一句话总结：MoE-nD 的关键观察是 transformer layer 对 eviction、K quantization、V quantization 的敏感度和轴间偏好高度不均匀；它用离线校准的 greedy router 为每层选择 (keep ratio, K bits, V bits)，在 DeepSeek-R1-Distill-Qwen-7B 的 LongBench 4-task 子集上用 136 MB KV-Cache 达到 14x compression，并在相同评测协议下匹配 1.9 GB full-cache baseline。

问题与动机

长上下文推理把 KV-Cache 变成推理内存的主瓶颈：每个 sequence 的 cache 随 layers x sequence length x KV heads x head dim x precision 线性增长，长 prompt 或长 chain-of-thought generation 很快把单请求 cache 推到 GB 级。现有压缩方法通常沿单轴工作：token eviction 压 sequence 轴，Quantization 压 precision 轴，low-rank projection 压 head dimension，cross-layer sharing 压 layer 轴。

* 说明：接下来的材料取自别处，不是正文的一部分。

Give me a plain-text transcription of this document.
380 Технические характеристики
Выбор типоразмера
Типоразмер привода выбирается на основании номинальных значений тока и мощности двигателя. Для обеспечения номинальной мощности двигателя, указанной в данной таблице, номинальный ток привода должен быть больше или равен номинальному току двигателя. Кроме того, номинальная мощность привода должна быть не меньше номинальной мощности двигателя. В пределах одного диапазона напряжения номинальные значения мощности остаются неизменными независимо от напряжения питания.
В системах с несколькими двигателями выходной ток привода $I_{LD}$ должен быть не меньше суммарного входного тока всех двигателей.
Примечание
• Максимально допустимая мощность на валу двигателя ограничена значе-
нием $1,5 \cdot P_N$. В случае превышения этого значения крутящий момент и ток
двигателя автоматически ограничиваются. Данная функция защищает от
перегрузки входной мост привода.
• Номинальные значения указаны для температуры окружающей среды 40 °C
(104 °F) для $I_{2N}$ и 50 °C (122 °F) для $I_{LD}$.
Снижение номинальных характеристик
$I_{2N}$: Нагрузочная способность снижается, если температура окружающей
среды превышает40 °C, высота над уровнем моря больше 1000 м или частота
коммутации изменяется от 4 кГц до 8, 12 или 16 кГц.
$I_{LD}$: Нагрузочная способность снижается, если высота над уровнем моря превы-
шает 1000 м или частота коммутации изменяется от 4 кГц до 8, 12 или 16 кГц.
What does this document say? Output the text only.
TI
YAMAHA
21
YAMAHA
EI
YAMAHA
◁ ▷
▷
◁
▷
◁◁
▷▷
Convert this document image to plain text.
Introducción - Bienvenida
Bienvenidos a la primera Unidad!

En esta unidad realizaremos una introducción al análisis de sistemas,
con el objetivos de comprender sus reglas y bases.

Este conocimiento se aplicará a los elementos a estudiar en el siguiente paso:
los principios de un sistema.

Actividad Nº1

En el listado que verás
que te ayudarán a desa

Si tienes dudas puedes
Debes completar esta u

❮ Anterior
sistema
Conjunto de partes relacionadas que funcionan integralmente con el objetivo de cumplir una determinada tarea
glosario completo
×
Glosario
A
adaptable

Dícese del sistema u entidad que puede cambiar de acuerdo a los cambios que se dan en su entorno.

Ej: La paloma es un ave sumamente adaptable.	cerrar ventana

论文要挑战的是这些方法常见的 layer-homogeneous 假设。即使组合 eviction 和 quantization，许多系统仍给所有层相同 keep ratio、相同 K/V bit-width；已有 per-layer 工作也多局限在单一轴，比如 AdaKV/PyramidKV 只分配 eviction budget，KVTuner 只分配 K/V precision。MoE-nD 的 claim 是：如果每层对不同压缩轴的敏感性不同，那么真正的设计空间应该是 per-layer、multi-axis 的联合路由，而不是给所有层同一套压缩 recipe。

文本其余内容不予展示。